あんな小さなハチの生態を捉えるって、想像も出来ません。

 一つ一つが・・・声もなし・・
  一杯書いたけど(笑)

投稿: syuichi | 2012年6月15日 (金) 19時29分

こんばんは。
一粒で二度美味しい...。どころではない見せ場てんこ盛りで素晴らしいですね〜。未だかつてタマゴクロバチの羽化はお目にかかっていませんので、そろそろ遇ってみたいです(^^

投稿: BABA | 2012年6月15日 (金) 21時34分

おちゃたてむしさん、こんばんは。
Trissolcus japonicus (Ashmead, 1904)で間違いないと思います。

投稿: ひげぶと | 2012年6月15日 (金) 22時13分

Syuichiさん、おはようございます。
タマゴクロバチ類に寄生されたカメムシ卵はこの時期葉裏を見上げていると結構見つかるもので、それを採ってきて自宅でハチの出るのを待っているだけなのでわりあい簡単な撮影です。小さなハチが殻を齧りながら顔を出してくるシーンは見ていて面白いものですから、一度お試しください。

BABAさん、おはようございます。
前のTelenomusの時は先に出たオスがカメラに驚いたのかどこかへ行ってしまいましたが、今回のオスはよく頑張ってくれました。どちらの場合もこちらの都合に合わせたかのように朝の仕事に出る前の時間帯に出てきてくれたのは幸運だったと思います。

ひげぶとさん、おはようございます。
今回は雌雄両方撮ることが出来て、触角の違いなどがよくわかりました。Trissolcus japonicusで確定ということですね。早速タイトルを修正しておきます。いつもありがとうございます。

投稿: おちゃたてむし | 2012年6月16日 (土) 06時45分

力作でしたねー、お疲れさまでした。
雌の羽化成虫が卵殻開封した後、48時間にわたって工事を中断するのが何を意味してるのか、考えこんでしまいました。成虫のテネラル期間の間、雄成虫を引き留める工作なのかな・・・・・、と思いつきました。しかし、そうすると確かに交尾の確実性は高まるのですが、近親交配率も高まるのは問題点になります。・・・・・・やっぱり、解釈は困難かも、です。

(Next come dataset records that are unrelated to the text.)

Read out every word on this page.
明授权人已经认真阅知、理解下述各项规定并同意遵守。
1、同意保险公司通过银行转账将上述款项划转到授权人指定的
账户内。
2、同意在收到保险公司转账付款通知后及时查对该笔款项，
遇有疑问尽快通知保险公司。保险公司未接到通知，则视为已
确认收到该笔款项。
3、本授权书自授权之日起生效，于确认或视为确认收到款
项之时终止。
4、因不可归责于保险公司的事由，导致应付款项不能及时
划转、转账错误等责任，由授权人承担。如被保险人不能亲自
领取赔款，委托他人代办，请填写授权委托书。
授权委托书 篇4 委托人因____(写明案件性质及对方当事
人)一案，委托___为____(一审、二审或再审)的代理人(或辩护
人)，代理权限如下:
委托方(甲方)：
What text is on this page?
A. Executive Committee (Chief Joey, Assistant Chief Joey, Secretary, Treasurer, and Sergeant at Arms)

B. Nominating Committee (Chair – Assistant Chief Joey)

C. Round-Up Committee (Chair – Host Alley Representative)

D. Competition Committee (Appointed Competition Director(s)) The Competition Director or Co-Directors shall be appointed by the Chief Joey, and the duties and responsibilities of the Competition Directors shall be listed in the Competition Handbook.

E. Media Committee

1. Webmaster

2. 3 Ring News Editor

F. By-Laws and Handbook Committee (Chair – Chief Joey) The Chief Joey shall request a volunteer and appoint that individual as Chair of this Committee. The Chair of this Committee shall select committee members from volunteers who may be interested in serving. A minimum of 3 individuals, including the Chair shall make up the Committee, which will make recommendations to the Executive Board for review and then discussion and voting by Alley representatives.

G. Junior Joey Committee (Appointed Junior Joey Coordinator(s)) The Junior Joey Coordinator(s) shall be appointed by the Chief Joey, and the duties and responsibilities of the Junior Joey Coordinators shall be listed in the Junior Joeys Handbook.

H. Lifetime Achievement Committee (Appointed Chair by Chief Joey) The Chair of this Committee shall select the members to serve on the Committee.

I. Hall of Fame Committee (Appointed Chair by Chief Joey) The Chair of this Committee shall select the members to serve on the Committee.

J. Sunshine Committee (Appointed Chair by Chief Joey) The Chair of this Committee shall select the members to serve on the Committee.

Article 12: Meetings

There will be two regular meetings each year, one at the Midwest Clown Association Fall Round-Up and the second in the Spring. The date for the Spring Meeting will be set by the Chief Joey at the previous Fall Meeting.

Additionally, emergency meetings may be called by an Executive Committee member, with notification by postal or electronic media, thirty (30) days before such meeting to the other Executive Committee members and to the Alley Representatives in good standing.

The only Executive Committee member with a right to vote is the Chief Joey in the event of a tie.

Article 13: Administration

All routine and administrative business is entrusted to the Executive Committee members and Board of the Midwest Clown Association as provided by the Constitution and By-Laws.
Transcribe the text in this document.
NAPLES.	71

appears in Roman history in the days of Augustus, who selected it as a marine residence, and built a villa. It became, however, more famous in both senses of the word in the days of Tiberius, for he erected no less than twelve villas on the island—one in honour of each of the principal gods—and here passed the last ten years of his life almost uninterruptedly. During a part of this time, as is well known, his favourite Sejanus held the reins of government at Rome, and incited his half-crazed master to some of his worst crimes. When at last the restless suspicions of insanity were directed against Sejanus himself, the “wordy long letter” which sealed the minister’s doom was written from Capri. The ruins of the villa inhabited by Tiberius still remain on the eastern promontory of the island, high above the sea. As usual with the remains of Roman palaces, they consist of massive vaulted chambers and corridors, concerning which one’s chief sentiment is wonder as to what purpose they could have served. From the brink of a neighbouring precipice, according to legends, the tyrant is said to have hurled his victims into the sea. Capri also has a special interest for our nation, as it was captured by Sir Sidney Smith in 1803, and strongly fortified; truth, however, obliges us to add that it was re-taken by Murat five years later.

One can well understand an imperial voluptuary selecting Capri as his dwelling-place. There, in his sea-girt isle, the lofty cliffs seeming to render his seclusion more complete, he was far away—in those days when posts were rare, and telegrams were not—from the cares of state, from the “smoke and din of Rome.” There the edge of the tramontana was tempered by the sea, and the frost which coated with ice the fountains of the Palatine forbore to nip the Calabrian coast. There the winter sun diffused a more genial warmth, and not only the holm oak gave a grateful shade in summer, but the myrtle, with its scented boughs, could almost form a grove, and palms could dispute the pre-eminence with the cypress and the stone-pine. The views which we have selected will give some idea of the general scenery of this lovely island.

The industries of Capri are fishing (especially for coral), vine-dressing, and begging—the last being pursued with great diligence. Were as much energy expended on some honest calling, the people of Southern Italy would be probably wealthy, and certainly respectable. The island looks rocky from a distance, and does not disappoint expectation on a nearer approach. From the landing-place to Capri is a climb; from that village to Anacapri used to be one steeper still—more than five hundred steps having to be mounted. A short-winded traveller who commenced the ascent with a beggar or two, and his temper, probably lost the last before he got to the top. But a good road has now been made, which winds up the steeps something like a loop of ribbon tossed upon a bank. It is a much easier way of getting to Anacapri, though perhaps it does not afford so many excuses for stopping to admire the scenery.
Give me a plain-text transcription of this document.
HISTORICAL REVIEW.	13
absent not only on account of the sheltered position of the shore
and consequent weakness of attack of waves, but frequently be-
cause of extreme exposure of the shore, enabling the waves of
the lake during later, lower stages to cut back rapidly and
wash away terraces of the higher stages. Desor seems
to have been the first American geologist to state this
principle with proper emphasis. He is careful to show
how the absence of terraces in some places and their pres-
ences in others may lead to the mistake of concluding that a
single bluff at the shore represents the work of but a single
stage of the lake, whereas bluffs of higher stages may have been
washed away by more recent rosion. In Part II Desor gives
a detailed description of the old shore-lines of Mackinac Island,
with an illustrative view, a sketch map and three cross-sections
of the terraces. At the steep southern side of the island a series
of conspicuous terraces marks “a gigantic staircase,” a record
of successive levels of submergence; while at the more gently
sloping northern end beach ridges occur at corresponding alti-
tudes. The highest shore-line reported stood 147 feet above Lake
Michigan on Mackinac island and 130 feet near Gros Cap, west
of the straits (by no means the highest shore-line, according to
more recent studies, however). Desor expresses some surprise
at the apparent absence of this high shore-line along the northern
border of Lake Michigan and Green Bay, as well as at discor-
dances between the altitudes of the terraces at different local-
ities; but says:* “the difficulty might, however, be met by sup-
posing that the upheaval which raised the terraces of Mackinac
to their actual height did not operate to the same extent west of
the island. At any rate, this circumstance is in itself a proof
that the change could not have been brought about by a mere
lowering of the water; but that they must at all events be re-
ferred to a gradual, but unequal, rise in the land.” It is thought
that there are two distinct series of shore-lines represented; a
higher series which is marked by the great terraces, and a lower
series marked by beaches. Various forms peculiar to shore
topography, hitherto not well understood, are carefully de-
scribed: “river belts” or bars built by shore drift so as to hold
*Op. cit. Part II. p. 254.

投稿: ezo-aphid | 2012年6月16日 (土) 21時04分

ezo-aphidさん、こんばんは。
以前Telenomusの羽化を見た際も、卵殻に小さな穴を開けた状態で丸一日休んでいた個体がありました。室内の不自然な環境によるものかとも考えましたが、おっしゃるようにオスを引き止める工作なのかも知れませんね。近親交配については、オスの少ないことと関係があるのではないかと思います。この卵塊から出てきた5匹の内少なくとも3匹、おそらく4匹はメスだったのではないかと思いますが、同じ母親からオス1匹に多数のメスというような性比の大きな偏りが進化する条件の一つはほとんどの交配が兄弟姉妹間で行われることである、というような説明を以前どこかで読みました。